4. Maintain an SBOM (Software Bill of Materials)

Generate and maintain a complete inventory of your dependencies using tools like Syft or CycloneDX. In case of an incident, you can quickly identify affected components.

5. Monitor Network Behavior in Production

The LiteLLM malware exfiltrated data to an unofficial domain. Monitoring outbound connections would have triggered an immediate alert. Solutions like Falco or Tracee detect this type of anomalous runtime behavior.

The Growing Attack Surface of AI

The AI ecosystem relies on a stack of open-source dependencies rarely audited with the rigor they deserve. LiteLLM is just one example — provider SDKs, agent orchestration frameworks, vector database libraries — each represents a potential attack vector.

With the massive adoption of autonomous AI agents in enterprise, the consequences of a supply chain compromise go beyond code theft.
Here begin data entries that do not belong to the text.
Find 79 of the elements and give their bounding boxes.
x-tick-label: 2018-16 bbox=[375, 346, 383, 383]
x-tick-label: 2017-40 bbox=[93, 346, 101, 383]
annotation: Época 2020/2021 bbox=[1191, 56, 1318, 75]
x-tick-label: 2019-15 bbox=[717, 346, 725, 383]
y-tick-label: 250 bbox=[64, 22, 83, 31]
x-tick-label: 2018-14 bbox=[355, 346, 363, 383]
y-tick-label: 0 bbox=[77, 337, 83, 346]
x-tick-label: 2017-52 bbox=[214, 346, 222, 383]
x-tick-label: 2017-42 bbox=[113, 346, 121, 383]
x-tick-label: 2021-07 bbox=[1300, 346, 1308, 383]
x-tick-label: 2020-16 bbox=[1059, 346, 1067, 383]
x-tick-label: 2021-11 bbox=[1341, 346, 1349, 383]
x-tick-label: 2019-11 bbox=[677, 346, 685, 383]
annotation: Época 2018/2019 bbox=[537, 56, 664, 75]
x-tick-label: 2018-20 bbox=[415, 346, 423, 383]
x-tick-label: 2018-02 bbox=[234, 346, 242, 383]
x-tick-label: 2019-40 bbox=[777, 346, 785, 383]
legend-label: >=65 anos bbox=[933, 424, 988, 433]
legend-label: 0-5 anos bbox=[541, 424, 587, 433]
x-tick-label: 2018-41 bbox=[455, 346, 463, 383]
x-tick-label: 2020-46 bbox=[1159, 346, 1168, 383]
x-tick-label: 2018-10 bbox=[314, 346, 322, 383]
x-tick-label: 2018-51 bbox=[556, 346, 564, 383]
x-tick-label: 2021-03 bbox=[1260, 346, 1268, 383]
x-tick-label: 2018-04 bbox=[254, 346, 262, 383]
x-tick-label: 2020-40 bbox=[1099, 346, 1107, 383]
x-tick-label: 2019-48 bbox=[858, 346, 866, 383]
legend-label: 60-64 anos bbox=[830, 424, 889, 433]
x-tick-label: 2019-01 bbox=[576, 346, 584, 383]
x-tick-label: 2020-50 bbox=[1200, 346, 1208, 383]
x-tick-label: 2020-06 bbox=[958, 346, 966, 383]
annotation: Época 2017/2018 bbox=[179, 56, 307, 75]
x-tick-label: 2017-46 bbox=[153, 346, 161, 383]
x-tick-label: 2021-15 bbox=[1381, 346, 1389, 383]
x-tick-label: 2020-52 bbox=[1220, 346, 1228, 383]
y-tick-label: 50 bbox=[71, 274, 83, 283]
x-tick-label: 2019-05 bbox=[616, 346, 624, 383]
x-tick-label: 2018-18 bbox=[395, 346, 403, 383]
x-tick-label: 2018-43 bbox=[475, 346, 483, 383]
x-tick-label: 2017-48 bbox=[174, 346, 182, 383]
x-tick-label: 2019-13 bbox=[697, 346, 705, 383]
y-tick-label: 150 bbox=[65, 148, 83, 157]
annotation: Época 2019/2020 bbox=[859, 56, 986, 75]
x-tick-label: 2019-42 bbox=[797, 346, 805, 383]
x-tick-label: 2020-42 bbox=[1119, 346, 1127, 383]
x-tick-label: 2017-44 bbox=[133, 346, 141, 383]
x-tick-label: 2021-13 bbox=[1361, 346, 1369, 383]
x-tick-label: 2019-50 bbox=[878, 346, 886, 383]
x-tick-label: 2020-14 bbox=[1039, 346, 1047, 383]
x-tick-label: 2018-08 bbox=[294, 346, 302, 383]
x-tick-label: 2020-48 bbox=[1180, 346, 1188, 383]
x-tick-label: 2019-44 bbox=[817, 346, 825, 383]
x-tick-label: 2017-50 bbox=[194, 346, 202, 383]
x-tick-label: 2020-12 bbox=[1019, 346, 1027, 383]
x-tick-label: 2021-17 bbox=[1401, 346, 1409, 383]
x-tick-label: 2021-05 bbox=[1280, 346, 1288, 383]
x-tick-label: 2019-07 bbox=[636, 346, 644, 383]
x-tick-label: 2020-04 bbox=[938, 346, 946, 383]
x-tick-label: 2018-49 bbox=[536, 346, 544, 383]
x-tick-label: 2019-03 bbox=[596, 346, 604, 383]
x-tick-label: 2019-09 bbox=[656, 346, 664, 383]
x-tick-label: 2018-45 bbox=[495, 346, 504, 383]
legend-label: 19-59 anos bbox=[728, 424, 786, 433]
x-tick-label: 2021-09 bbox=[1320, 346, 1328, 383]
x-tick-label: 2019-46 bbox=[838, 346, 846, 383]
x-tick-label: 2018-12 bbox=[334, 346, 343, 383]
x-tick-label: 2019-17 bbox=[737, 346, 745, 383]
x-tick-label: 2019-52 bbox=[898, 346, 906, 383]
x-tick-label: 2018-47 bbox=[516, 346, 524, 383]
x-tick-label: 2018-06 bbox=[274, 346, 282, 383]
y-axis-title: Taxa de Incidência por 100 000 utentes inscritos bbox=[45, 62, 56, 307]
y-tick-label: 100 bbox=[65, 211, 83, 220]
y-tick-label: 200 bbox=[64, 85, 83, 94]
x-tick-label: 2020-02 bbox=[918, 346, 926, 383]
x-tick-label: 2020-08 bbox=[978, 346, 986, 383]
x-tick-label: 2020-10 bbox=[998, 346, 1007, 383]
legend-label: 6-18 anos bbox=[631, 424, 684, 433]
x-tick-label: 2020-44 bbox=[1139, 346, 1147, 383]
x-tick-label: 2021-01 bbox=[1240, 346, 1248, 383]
A compromised agent can:

Access internal systems through stolen credentials
Modify production code without human oversight
Exfiltrate sensitive business data

Recommended Immediate Actions

If you use LiteLLM in your projects, here are the steps to take:

Check whether litellm==1.82.7 or 1.82.8 was installed in your environments
Search for the litellm_init.pth file in your site-packages directories
Block outbound traffic to models.litellm[.]cloud and checkmarx[.]zone
Rotate all secrets: API keys, cloud tokens, SSH keys, database credentials
Upgrade to litellm>=1.83.0, which was released via a fully rebuilt CI/CD pipeline

Conclusion

The LiteLLM attack is a wake-up call for every organization building with AI. Software supply chain security is no longer a topic reserved for DevSecOps teams — it is a strategic concern for every developer, architect, and technical decision-maker.

In an ecosystem where a PyPI package compromised for 40 minutes can affect thousands of companies, blind trust in open-source dependencies is no longer an option.